Anthropic released Claude 4 capable of reliably operating structured tools. Two layers met — the ontology I'd built defensively, and the agents that needed a structured world to reason against. The role bifurcated inside a quarter (visualised up in The alphabet section). Cortex itself was built by a separate engineering team; what I designed is the world model the agents reason against and the surface where humans approve their work.

Chapter 6 · The ISA-88 fix I rebuilt by accident

Rebuilding a 25-year-old international standard
from first principles.

Master / instance separation — one template, many signed runs, one controlled revision path

The lesson

If your system feels harder to use the more it's used, the abstraction is wrong, not the surface.

ISA-88 was published in 1995. It mandates a four-tier hierarchy (procedure → unit procedure → operation → phase) and strict separation between procedural model (template) and equipment model (instance). I didn't know it existed when I shipped DWI v1. The bug forced the same separation. Reading the standard on day one would have compressed three years into eighteen months.

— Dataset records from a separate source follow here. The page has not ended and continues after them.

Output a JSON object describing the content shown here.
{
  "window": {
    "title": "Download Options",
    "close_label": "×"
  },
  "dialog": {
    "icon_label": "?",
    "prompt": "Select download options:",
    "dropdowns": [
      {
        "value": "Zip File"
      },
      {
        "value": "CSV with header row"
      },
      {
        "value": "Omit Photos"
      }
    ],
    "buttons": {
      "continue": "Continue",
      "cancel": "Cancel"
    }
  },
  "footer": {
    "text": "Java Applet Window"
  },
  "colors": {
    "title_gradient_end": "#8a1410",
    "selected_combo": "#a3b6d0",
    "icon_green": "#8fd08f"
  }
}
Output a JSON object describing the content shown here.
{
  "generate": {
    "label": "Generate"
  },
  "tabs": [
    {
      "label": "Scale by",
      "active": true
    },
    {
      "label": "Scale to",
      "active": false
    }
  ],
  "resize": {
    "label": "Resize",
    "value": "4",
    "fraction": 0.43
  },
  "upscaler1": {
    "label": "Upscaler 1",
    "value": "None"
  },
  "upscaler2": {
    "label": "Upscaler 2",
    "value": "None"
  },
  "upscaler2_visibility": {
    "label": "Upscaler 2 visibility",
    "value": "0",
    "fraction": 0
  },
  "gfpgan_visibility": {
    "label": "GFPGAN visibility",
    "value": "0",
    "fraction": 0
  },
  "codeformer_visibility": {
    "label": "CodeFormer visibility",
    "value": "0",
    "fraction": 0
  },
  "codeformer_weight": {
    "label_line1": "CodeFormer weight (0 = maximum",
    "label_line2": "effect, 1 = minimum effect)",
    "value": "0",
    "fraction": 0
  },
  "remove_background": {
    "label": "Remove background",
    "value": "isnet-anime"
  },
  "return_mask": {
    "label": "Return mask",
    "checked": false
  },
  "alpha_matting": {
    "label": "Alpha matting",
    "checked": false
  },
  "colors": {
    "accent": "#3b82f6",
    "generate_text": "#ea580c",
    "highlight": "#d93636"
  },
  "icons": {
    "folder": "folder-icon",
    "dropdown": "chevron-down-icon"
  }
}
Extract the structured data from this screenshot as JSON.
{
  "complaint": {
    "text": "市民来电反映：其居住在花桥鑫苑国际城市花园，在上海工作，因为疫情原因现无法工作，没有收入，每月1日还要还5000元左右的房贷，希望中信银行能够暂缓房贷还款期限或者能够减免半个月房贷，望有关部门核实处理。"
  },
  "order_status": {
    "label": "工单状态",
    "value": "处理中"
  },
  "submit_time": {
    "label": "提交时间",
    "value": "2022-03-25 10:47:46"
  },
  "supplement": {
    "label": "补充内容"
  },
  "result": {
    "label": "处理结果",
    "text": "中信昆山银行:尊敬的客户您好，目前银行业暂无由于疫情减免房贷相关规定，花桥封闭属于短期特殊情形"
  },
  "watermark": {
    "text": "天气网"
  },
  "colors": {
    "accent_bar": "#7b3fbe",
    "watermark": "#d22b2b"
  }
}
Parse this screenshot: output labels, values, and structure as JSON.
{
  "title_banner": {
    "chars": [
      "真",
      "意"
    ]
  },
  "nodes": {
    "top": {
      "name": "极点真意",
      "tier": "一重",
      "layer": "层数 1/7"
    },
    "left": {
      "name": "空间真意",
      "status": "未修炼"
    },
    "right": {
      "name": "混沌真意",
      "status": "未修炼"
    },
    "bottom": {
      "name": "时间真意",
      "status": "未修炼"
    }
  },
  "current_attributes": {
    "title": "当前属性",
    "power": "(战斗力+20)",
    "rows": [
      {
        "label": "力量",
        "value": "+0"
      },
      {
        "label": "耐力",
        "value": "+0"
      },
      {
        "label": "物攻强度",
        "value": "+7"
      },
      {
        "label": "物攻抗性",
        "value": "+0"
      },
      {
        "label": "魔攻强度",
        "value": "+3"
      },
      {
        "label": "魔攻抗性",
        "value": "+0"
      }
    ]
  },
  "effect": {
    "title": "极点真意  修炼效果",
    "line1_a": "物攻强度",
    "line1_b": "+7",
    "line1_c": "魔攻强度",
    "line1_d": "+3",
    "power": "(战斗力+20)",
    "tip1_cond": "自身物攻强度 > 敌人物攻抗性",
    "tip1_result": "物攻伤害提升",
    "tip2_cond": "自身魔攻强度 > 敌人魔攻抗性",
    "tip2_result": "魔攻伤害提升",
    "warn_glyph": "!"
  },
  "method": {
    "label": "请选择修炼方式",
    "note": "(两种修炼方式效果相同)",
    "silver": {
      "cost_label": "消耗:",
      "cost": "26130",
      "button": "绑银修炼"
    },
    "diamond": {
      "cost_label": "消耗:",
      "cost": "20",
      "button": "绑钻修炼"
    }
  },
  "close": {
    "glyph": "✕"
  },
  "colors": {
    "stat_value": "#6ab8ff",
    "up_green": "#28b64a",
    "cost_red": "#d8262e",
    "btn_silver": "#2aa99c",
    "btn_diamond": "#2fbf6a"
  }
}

Chapter 7 · What an MES actually is

The category, the entrenched vendors,
and why most MES rollouts fail.

VendorFoundedImplementationRisk profile
Körber PAS-X (Werum)196918–36 mo30–60% scope failure
Rockwell PharmaSuite200418–30 moHeavy IT integration debt
Siemens Opcenter2018 (was Camstar)18–24 moConfiguration vs customisation gap
Emerson Syncade200812–24 moStrong DCS, weak operator UX
SAP ME / MII200724–36 moERP-shaped, not plant-shaped
Tulip POG20143–6 moLight footprint, GMP coverage gaps
Leucine MES20202–6 moNewer category entrant

Manufacturing Execution Systems sit between ERP (what to make) and the shopfloor (the doing). 30–60% of pharma MES implementations fail to reach planned scope. The reasons are consistent: misaligned ISA-88 modelling, change-control debt, weighing-balance and PLC integration overhead, and the gap between the system IT buys and the system the operator uses. Leucine's wedge was the operator surface. The ontology was the structural answer.

Chapter 8 · What I'd do differently

Three lessons I'd hand to anyone
starting a regulated-domain platform tomorrow.

01

Read the standards earlier

ISA-88, ISA-95, GAMP 5 Cat 4, ALCOA+. I rebuilt half of them by accident. Reading them on day one would have compressed three years into eighteen months.

02

Visit the shopfloor in week two, not month eighteen

The Cipla Indore visit reset four years. Doing it earlier would have saved a year of designs that didn't survive contact with gloved operators.

03

Treat the ontology as architecture, not as a refactor

Year-4 me retroactively unified data models that should have been one model from the start. The substrate is the architecture; build it first.

The substrate is the architecture. Build it first, read the standards, walk the floor in week two. Three lessons I now reflexively apply on any new regulated-domain project — and three lessons I'd pay anyone who's about to start a similar build to skip past.